Some Law Firms Are Quoting 'Suicidal Prices,' with Possibility of More Dissolutions, Consultant Says
Corrected: More law firms are quoting “suicidal prices” for legal work just to get the business, a law firm consultant says.
Bruce MacEwen, who writes at Adam Smith, Esq., tells Bloomberg Law that an increasing number of firms are offering cut-rate fees to keep their lawyers occupied. The legal industry has excess capacity, Smith says, and it is facing enormous pricing pressure just to cover fixed costs.
“It’s literally happening with some of the finest white-shoe firms in New York; it’s certainly happening in the middle market,” he says. “What the industry is facing is structural. It’s not a problem facing a unique segment of the industry.”
Just as department stores have trained customers to buy only when items are on sale, a few law firms may be following the same route, he says.

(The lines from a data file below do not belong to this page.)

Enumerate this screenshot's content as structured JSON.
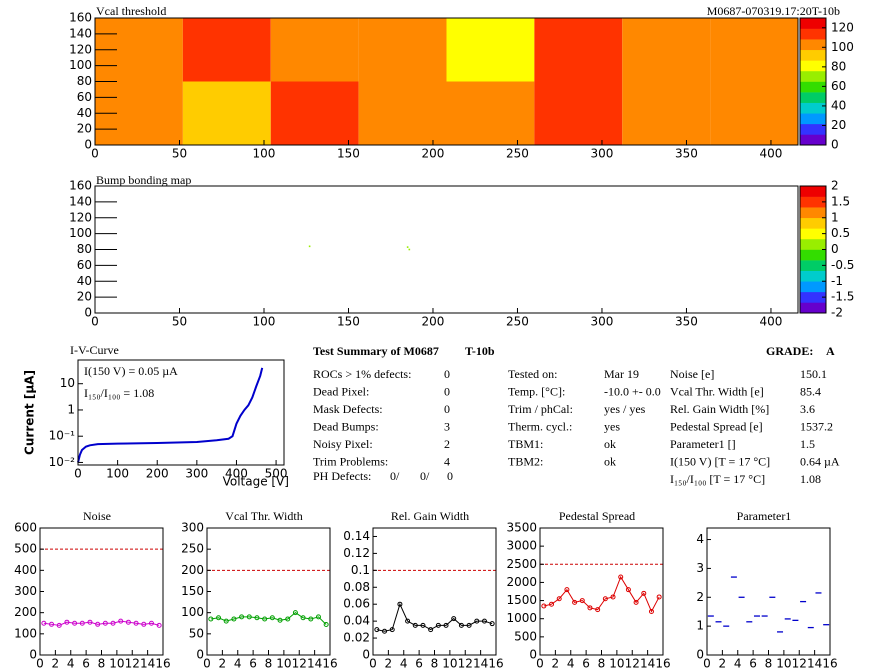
{
  "header": {
    "module_id": "M0687-070319.17:20T-10b"
  },
  "chart_data": [
    {
      "type": "heatmap",
      "title": "Vcal threshold",
      "xlim": [
        0,
        416
      ],
      "xticks": [
        0,
        50,
        100,
        150,
        200,
        250,
        300,
        350,
        400
      ],
      "ylim": [
        0,
        160
      ],
      "yticks": [
        0,
        20,
        40,
        60,
        80,
        100,
        120,
        140,
        160
      ],
      "z": [
        [
          100,
          88,
          110,
          100,
          100,
          112,
          100,
          98
        ],
        [
          108,
          110,
          100,
          102,
          85,
          110,
          100,
          105
        ]
      ],
      "zlim": [
        0,
        130
      ],
      "zticks": [
        0,
        20,
        40,
        60,
        80,
        100,
        120
      ],
      "palette": [
        "#6600cc",
        "#3333ff",
        "#0099ff",
        "#00cccc",
        "#00cc66",
        "#33dd00",
        "#99ee00",
        "#ffff00",
        "#ffcc00",
        "#ff8800",
        "#ff3300",
        "#ee0000"
      ]
    },
    {
      "type": "heatmap",
      "title": "Bump bonding map",
      "xlim": [
        0,
        416
      ],
      "xticks": [
        0,
        50,
        100,
        150,
        200,
        250,
        300,
        350,
        400
      ],
      "ylim": [
        0,
        160
      ],
      "yticks": [
        0,
        20,
        40,
        60,
        80,
        100,
        120,
        140,
        160
      ],
      "points_x": [
        127,
        185,
        186
      ],
      "points_y": [
        84,
        83,
        80
      ],
      "points_z": [
        0,
        0,
        0.3
      ],
      "zlim": [
        -2,
        2
      ],
      "zticks": [
        -2,
        -1.5,
        -1,
        -0.5,
        0,
        0.5,
        1,
        1.5,
        2
      ],
      "palette": [
        "#6600cc",
        "#3333ff",
        "#0099ff",
        "#00cccc",
        "#00cc66",
        "#33dd00",
        "#99ee00",
        "#ffff00",
        "#ffcc00",
        "#ff8800",
        "#ff3300",
        "#ee0000"
      ]
    },
    {
      "type": "line",
      "title": "I-V-Curve",
      "ylog": true,
      "color": "#0000cc",
      "x_label": "Voltage [V]",
      "y_label": "Current [µA]",
      "annotations": [
        "I(150 V) = 0.05 µA",
        "I₁₅₀/I₁₀₀ =  1.08"
      ],
      "x": [
        0,
        5,
        10,
        20,
        30,
        50,
        100,
        200,
        300,
        350,
        380,
        390,
        400,
        410,
        420,
        430,
        440,
        450,
        460,
        465
      ],
      "values": [
        0.01,
        0.02,
        0.03,
        0.04,
        0.045,
        0.05,
        0.052,
        0.055,
        0.06,
        0.07,
        0.08,
        0.1,
        0.3,
        0.6,
        1,
        1.5,
        3,
        8,
        20,
        40
      ],
      "xlim": [
        0,
        520
      ],
      "xticks": [
        0,
        100,
        200,
        300,
        400,
        500
      ],
      "ylim": [
        0.008,
        80
      ],
      "yticks": [
        {
          "value": 0.01,
          "label": "10⁻²"
        },
        {
          "value": 0.1,
          "label": "10⁻¹"
        },
        1,
        10
      ]
    },
    {
      "type": "line",
      "title": "Noise",
      "color": "#cc00cc",
      "threshold": 500,
      "x": [
        0.5,
        1.5,
        2.5,
        3.5,
        4.5,
        5.5,
        6.5,
        7.5,
        8.5,
        9.5,
        10.5,
        11.5,
        12.5,
        13.5,
        14.5,
        15.5
      ],
      "values": [
        150,
        145,
        140,
        155,
        150,
        150,
        155,
        145,
        150,
        150,
        160,
        155,
        150,
        145,
        150,
        140
      ],
      "xlim": [
        0,
        16
      ],
      "xticks": [
        0,
        2,
        4,
        6,
        8,
        10,
        12,
        14,
        16
      ],
      "ylim": [
        0,
        600
      ],
      "yticks": [
        0,
        100,
        200,
        300,
        400,
        500,
        600
      ]
    },
    {
      "type": "line",
      "title": "Vcal Thr. Width",
      "color": "#00a000",
      "threshold": 200,
      "x": [
        0.5,
        1.5,
        2.5,
        3.5,
        4.5,
        5.5,
        6.5,
        7.5,
        8.5,
        9.5,
        10.5,
        11.5,
        12.5,
        13.5,
        14.5,
        15.5
      ],
      "values": [
        85,
        88,
        80,
        85,
        90,
        90,
        88,
        85,
        88,
        82,
        85,
        100,
        88,
        85,
        90,
        72
      ],
      "xlim": [
        0,
        16
      ],
      "xticks": [
        0,
        2,
        4,
        6,
        8,
        10,
        12,
        14,
        16
      ],
      "ylim": [
        0,
        300
      ],
      "yticks": [
        0,
        50,
        100,
        150,
        200,
        250,
        300
      ]
    },
    {
      "type": "line",
      "title": "Rel. Gain Width",
      "color": "#000000",
      "threshold": 0.1,
      "x": [
        0.5,
        1.5,
        2.5,
        3.5,
        4.5,
        5.5,
        6.5,
        7.5,
        8.5,
        9.5,
        10.5,
        11.5,
        12.5,
        13.5,
        14.5,
        15.5
      ],
      "values": [
        0.03,
        0.028,
        0.03,
        0.06,
        0.04,
        0.035,
        0.035,
        0.03,
        0.035,
        0.035,
        0.043,
        0.035,
        0.035,
        0.04,
        0.04,
        0.037
      ],
      "xlim": [
        0,
        16
      ],
      "xticks": [
        0,
        2,
        4,
        6,
        8,
        10,
        12,
        14,
        16
      ],
      "ylim": [
        0,
        0.15
      ],
      "yticks": [
        0,
        0.02,
        0.04,
        0.06,
        0.08,
        0.1,
        0.12,
        0.14
      ]
    },
    {
      "type": "line",
      "title": "Pedestal Spread",
      "color": "#dd0000",
      "threshold": 2500,
      "x": [
        0.5,
        1.5,
        2.5,
        3.5,
        4.5,
        5.5,
        6.5,
        7.5,
        8.5,
        9.5,
        10.5,
        11.5,
        12.5,
        13.5,
        14.5,
        15.5
      ],
      "values": [
        1350,
        1400,
        1550,
        1800,
        1450,
        1500,
        1300,
        1250,
        1550,
        1600,
        2150,
        1800,
        1450,
        1700,
        1200,
        1600
      ],
      "xlim": [
        0,
        16
      ],
      "xticks": [
        0,
        2,
        4,
        6,
        8,
        10,
        12,
        14,
        16
      ],
      "ylim": [
        0,
        3500
      ],
      "yticks": [
        0,
        500,
        1000,
        1500,
        2000,
        2500,
        3000,
        3500
      ]
    },
    {
      "type": "scatter",
      "title": "Parameter1",
      "color": "#0000cc",
      "x": [
        0.5,
        1.5,
        2.5,
        3.5,
        4.5,
        5.5,
        6.5,
        7.5,
        8.5,
        9.5,
        10.5,
        11.5,
        12.5,
        13.5,
        14.5,
        15.5
      ],
      "values": [
        1.35,
        1.15,
        1.0,
        2.7,
        2.0,
        1.15,
        1.35,
        1.35,
        2.0,
        0.8,
        1.25,
        1.2,
        1.85,
        0.95,
        2.15,
        1.05
      ],
      "xlim": [
        0,
        16
      ],
      "xticks": [
        0,
        2,
        4,
        6,
        8,
        10,
        12,
        14,
        16
      ],
      "ylim": [
        0,
        4.4
      ],
      "yticks": [
        0,
        1,
        2,
        3,
        4
      ]
    }
  ],
  "summary": {
    "title": "Test Summary of M0687",
    "module_type": "T-10b",
    "grade_label": "GRADE:",
    "grade": "A",
    "left": [
      [
        "ROCs > 1% defects:",
        "0"
      ],
      [
        "Dead Pixel:",
        "0"
      ],
      [
        "Mask Defects:",
        "0"
      ],
      [
        "Dead Bumps:",
        "3"
      ],
      [
        "Noisy Pixel:",
        "2"
      ],
      [
        "Trim Problems:",
        "4"
      ]
    ],
    "ph_defects": {
      "label": "PH Defects:",
      "values": [
        "0/",
        "0/",
        "0"
      ]
    },
    "middle": [
      [
        "Tested on:",
        "Mar 19"
      ],
      [
        "Temp. [°C]:",
        "-10.0 +- 0.0"
      ],
      [
        "Trim / phCal:",
        "yes / yes"
      ],
      [
        "Therm. cycl.:",
        "yes"
      ],
      [
        "TBM1:",
        "ok"
      ],
      [
        "TBM2:",
        "ok"
      ]
    ],
    "right": [
      [
        "Noise [e]",
        "150.1"
      ],
      [
        "Vcal Thr. Width [e]",
        "85.4"
      ],
      [
        "Rel. Gain Width [%]",
        "3.6"
      ],
      [
        "Pedestal Spread [e]",
        "1537.2"
      ],
      [
        "Parameter1 []",
        "1.5"
      ],
      [
        "I(150 V) [T = 17 °C]",
        "0.64 µA"
      ],
      [
        "I₁₅₀/I₁₀₀ [T = 17 °C]",
        "1.08"
      ]
    ]
  }
}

The result will be more firm failures. “A law firm cannot really lose money for even one year and remain viable,” he says, “because that’s what they pay their partners with.”
MacEwen sees a problem with the law firm business model that has such a high degree of fixed costs, including occupancy and compensation. There are too many associates and partners, he said, and partner salaries can’t keep increasing.
Twenty-five years ago, he said, average partner pay at the nation’s top 100 law firms was 11 times higher than that of the average American worker. Today it is 23 times higher. “You cannot grow that tree to the sky forever,” MacEwen told Bloomberg.
Updated Oct. 16 to state that 25 years ago, average partner pay was 11 times higher than that of the average U.S. worker.